Oito pessoas morreram, além de três atacantes, e 48 ficaram feridas nos ataques na ponte de Londres e no mercado de Borough em Londres. Os atacantes atropelaram as pessoas na ponte e esfaquearam outras depois de saírem do veículo. Acabaram por ser abatidos pela polícia.

Os outros dois cidadãos franceses a quem Emmanuel Macron se refere são Alexandre Pigeard, de 27 anos, e Sebastien Belanger. Todavia, até ao momento a polícia britânica ainda não os identificou como vítimas mortais.

O mesmo acontece com James McMullan, 32 anos, dado como desaparecido, mas que a família assume que também tenha morrido na noite de terror vivida em Londres. Melissa McMullan, irmã do jovem, diz no Facebook que a polícia encontrou o cartão de crédito, em nome do irmão, junto a um corpo.

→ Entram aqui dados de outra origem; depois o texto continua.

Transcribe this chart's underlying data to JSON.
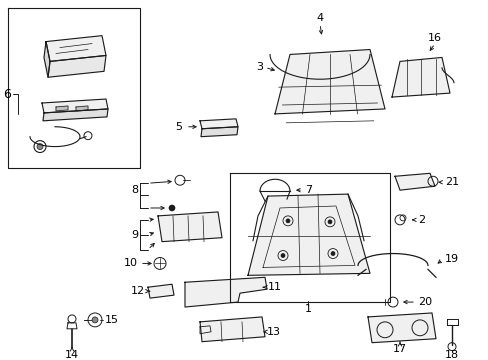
{
  "background_color": "#ffffff",
  "line_color": "#1a1a1a",
  "fig_width": 4.89,
  "fig_height": 3.6,
  "dpi": 100
}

Por confirmar oficialmente está também a identidade de Ignacio Echeverria, de 39 anos. Desaparecido desde sábado, a família dá-o como morto e o governo espanhol já lhe prestou tributo. Ignacio Echeverria terá enfrentado os terroristas para defender uma mulher, com a sua prancha de skate, e acabou por perder a vida.

Apesar de faltarem confirmações oficiais, a meio da tarde, a Polícia Metropolitana de Londres, acabou por divulgar uma imagem no Twitter, onde avança que "não há pessoas desaparecidas no ataque na London Bridge" e que "acreditam ter identificado todas as vítimas mortais" do ataque.

Polícia identifica mais uma vítima mortal: uma jovem australiana

Sara Zelenak, de 21 anos, de naturalidade australiana, é mais uma vítima mortal cuja identidade foi confirmada pela polícia, após a família avançar a informação nas redes sociais. Trabalhava como ama em Londres e era uma das pessoas desaparecidas desde o ataque de sábado. A família temia o pior que acabou por se confirmar.

 

Julie Wallace, mãe da jovem, escreveu no Facebook que a morte da filha "foi confirmada. Encontraram seu corpo e os testes de DNA confirmaram. Obrigado a todos pelo amor e apoio".

Oficialmente as autoridades britânicas apenas confirmaram a identidade de quatro das oito vítimas mortais.

Segundo o The Telegraph a família da jovem confirmou que ela tinha bilhete para ir assistir ao concerto de Ariana Grande, em Manchester, onde dia 22 de maio um terrorista se fez explodir, no final do espetáculo, roubando a vida a 22 pessoas. À última hora, Sara Zelenak optou não ir.